By Lena Williams, Guild-CWA :: Don’t blame the police for the recent rise in violent crime. It’s our own fault, or so FBI Director James B. Comey would have us believe.
In Comey’s opinion, increased public scrutiny has made police reluctant to carry out their sworn duty to protect and defend the people whose taxpayer dollars pay their salaries.
Commenting on the spike of criminal activity in some major cities, Comey pointed an accusatory finger at everyone from mainstream and social media to activist groups such as Black Lives Matter to anyone with the audacity to use their cell phone cameras to document police behavior.
He made his remarks in an Oct. 23 speech at the University of Chicago Law School, saying police and communities of color are “arcing away” from each other under public scrutiny.
“Each time someone interprets ‘hashtag Black Lives Matter’ as anti-law enforcement, one line moves away and each time someone interprets ‘hashtag Police Lives Matter’ as anti-black, the other line moves away,” Comey said.
“And just as those lines are arcing away, and maybe, just maybe, because those lines are arcing away from each other, we have a crisis of violent crime in some of our major cities in this country and in those cities in some of our most vulnerable neighborhoods.”
Comey acknowledged that cheaper drugs and easier access to guns are also likely causes of the rise in crime.
But he still thinks the real problem is that some officers are looking the other way, failing to pursue suspects and enforce the law, because they feel maligned, misunderstood and unappreciated by the public. After all, he’s talked to “many police officers” who’ve told him so.
While Comey may have anecdotes, he has no evidence to support his hypothesis. But that didn’t stop him from reiterating his claim this week in front of the International Association of Chiefs of Police in Chicago.
“In today’s YouTube world, are officers reluctant to get out of their cars and do the work that controls violent crime?” Comey said. “Are officers answering 911 calls but avoiding the informal contact that keeps bad guys standing around, especially with guns?”
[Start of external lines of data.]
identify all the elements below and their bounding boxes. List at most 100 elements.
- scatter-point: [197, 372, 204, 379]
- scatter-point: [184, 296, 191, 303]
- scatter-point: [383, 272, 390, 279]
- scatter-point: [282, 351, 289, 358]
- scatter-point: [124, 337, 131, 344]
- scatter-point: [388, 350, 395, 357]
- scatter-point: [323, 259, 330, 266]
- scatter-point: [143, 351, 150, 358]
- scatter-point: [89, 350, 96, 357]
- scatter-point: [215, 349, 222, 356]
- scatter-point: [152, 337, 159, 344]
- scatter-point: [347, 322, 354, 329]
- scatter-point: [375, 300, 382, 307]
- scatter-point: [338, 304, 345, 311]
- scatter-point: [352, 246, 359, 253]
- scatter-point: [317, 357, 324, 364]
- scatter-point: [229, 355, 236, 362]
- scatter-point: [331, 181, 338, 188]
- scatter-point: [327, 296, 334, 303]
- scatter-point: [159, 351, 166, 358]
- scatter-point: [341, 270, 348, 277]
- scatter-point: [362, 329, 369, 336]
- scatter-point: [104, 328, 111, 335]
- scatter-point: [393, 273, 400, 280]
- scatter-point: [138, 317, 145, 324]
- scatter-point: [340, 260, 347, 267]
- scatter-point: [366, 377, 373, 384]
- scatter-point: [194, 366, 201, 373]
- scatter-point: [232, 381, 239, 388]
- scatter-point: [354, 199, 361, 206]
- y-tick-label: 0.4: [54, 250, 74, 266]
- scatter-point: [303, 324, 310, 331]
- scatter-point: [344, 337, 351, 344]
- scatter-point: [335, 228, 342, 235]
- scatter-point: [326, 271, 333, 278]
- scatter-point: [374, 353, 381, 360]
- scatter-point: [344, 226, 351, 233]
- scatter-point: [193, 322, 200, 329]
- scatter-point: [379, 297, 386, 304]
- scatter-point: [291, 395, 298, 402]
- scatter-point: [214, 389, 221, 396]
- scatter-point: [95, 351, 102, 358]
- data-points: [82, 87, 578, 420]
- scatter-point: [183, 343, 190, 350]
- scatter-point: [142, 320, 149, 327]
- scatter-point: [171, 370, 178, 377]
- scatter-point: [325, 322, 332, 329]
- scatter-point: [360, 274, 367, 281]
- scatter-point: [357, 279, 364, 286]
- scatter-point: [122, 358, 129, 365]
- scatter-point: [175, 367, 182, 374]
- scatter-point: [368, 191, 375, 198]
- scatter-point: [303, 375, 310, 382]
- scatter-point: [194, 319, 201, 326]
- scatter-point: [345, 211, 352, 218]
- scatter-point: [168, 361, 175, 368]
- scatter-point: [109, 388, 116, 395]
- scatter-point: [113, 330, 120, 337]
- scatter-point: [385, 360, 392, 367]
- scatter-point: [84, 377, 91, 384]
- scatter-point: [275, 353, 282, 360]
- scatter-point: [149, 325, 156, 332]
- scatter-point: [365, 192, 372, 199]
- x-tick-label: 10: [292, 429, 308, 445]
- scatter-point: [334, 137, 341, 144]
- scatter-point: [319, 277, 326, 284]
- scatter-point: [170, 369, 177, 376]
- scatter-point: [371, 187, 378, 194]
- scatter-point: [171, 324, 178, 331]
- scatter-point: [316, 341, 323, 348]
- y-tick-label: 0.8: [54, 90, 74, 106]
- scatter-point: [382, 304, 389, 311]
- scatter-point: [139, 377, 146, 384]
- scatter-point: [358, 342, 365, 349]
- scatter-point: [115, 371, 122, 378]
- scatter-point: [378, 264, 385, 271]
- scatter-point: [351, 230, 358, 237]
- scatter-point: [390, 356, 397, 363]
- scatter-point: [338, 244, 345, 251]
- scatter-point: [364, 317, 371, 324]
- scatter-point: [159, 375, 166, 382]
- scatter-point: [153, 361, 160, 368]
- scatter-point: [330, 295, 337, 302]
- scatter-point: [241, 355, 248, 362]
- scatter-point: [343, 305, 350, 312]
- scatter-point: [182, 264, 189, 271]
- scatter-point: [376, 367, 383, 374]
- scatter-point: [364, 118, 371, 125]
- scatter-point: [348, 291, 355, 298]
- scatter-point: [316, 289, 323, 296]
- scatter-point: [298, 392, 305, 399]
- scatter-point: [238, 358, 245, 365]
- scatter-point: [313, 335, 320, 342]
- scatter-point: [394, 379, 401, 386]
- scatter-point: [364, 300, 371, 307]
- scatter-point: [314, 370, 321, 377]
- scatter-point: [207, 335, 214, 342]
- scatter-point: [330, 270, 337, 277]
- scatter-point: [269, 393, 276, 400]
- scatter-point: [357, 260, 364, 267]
When someone frames a theory in question form, it’s a huge red flag that there’s little or no supporting evidence.
Comey’s theory has been dubbed the “Ferguson effect,” the idea that police officers are avoiding aggressive tactics because they fear repercussions or the prospect of criminal charges.
The Ferguson effect has been bandied about in law enforcement circles since the a white police
officer fatally shot a young unarmed black man in Ferguson, a St. Louis suburb, in August 2014. The protests that began in Ferguson and spread across the country gave birth to the Black Lives Matter movement.
In metropolitan St. Louis, homicides spiked by nearly 50 percent in the first half of 2015. Another spike was recorded in Baltimore in May, a month after a young black man, Freddy Gray, died of injuries sustained in police custody.
Baltimore had 43 homicides in May, making it the deadliest month in 40 years. The week of May 3, the city’s police made a total of 319 arrests, down 61 percent from last year.
Given those numbers, it’s not hard to understand how people might draw a cause-and-effect conclusion. But many other factors, unrelated to the shootings and public reponse, could be responsible. Right now, people are guessing. And even educated guesses are often wrong.
Comey should have known better. After all, the FBI does the country’s most comprehensive collection and analysis of crime data. At the Bureau, statistics matter.
DOJ officials – Comey’s bosses — were said to be infuriated by his remarks. And at a White House, press briefing, Press Secretary Josh Earnest distanced the administration from Comey’s theory.
“The evidence we’ve seen so far doesn’t support the contention that law enforcement officials are somehow shirking their responsibility, and in fact you’ve seen law enforcement leaders across the country indicating that’s not what’s taking place,” Earnest said.
While throwing activists and cell phone videographers under the bus, it seems Comey never considered that he was also disrespecting police officers who may have done nothing wrong.
He effectively accused them of violating their oath of office, impugning the reputation of the many officers who are doing their jobs honorably, despite any fears.
You might say it’s Comey who violated his oath: He swore to “support and defend the Constitution” then criticized those citizens who are exercising their First Amendment rights when they record police activity in public.
Since Comey feels free to share his theories, I’ll share mine: All his comments have managed to do is exacerbate tensions between the police and the people they serve.